Máquina mortífera (mas ligeirinha)
O trailer levava a desconfiar que "Homem de Ferro 3" teria mais em comum com o Batman de Nolan - para muitos, o modelo a seguir nas adaptações cinematográficas de super-heróis - do que com as duas aventuras anteriores do alter ego de Tony Stark no grande ecrã. O filme até nos mostra o protagonista a sofrer ataques de ansiedade (consequência directa do confronto alienígena de "Os Vingadores") e a revelar um lado vulnerável que a armadura não disfarça - até porque nem sempre está disponível - enquanto lida com uma ameaça global mais baseada na realidade do que poderia esperar-se (colocando em jogo o terrorismo, a manipulação genética ou o antiamericanismo).
Felizmente, a terceira aventura no cinema do milionário playboy mais popular da Marvel está longe de ser tão sisuda como "O Regresso do Cavaleiro das Trevas" já que Shane Black, o novo realizador de serviço, mantém o tom lúdico e espirituoso da abordagem de Jov Favreau. A mistura de comédia e acção não é estranha vinda de alguém que se estreou na realização com o divertido "Kiss Kiss Bang Bang" (também protagonizado por Robert Downey Jr., ainda a recuperar de uma fase menos feliz da sua carreira) e que tinha escrito "Arma Mortífera".

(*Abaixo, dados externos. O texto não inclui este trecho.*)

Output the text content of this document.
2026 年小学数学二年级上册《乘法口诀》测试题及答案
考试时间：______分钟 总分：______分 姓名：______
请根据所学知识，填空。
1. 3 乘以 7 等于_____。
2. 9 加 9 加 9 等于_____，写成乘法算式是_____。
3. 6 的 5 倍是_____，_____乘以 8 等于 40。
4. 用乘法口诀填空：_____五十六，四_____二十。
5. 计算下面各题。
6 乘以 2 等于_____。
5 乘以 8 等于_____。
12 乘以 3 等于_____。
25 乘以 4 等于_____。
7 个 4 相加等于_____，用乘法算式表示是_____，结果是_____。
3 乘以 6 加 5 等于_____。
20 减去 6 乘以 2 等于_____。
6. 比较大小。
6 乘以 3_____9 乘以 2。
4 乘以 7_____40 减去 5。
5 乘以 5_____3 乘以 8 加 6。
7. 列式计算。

Um currículo destes permite antever as ambições de "Homem de Ferro 3", mais preocupado em funcionar como filme-pipoca despretensioso e não tanto em mergulhar a fundo nos temas mais densos sugeridos pelo argumento. E se em geral a fórmula funciona (sim, este é um filme de fórmula, o que no caso não é necessariamente mau), Black também deita abaixo alguma força ao apostar numa overdose de gags por vezes intrusivos - por cada diálogo oportuno, com ironia e distanciamento q.b., há outro a intrometer-se na construção de uma tensão dramática que nunca chega verdadeiramente a instalar-se.
"Homem de Ferro 3" tem mais alguns trunfos enquanto espectáculo visual, com o realizador mostrar que, além de ter ouvido para os diálogos, também se sai bem na confecção de sequências de acção empolgantes - e aí o ataque à mansão de Stark ou um habilidoso resgate em queda livre são dignos de menção especial. Menos inspirado, o clímax não só recorre a uma preguiçosa solução deus ex machina (será mais um exemplo de ironia, tendo em conta o super-herói em questão?) como traz à memória os momentos mais estridentes e mecânicos da saga "Transformers" (ainda que Black seja bem mais desenvolto do que Michael Bay na gestão de pancadaria).
O desfecho pouco inventivo também leva a que o destino de Tony Stark (mais uma vez, um protagonista indissociável de Robert Downey Jr.) e Pepper Potts (Gwyneth Paltrow, agora com mais tempo de antena) dificilmente surpreenda, mas ao longo do filme Black preocupa-se em fazer com que a relação evolua face ao apresentado nos episódios anteriores. Os secundários é que não têm a mesma sorte - Don Cheadle e Rebecca Hall, com desempenhos melhores do que as personagens, poderiam facilmente ter ficado de fora, e Ben Kingsley e Guy Pearce são antagonistas aceitáveis mas vítimas de um twist com tanto de curioso como de frustrante.
Entre o conseguido e o nem por isso, "Homem de Ferro 3" ainda acaba por ser entretenimento superior à média blockbuster e uma boa porta de entrada para uma temporada cheia deles - só não é o tal grande filme de uma saga que continua, mais uma vez, à sombra das de outros companheiros de editora.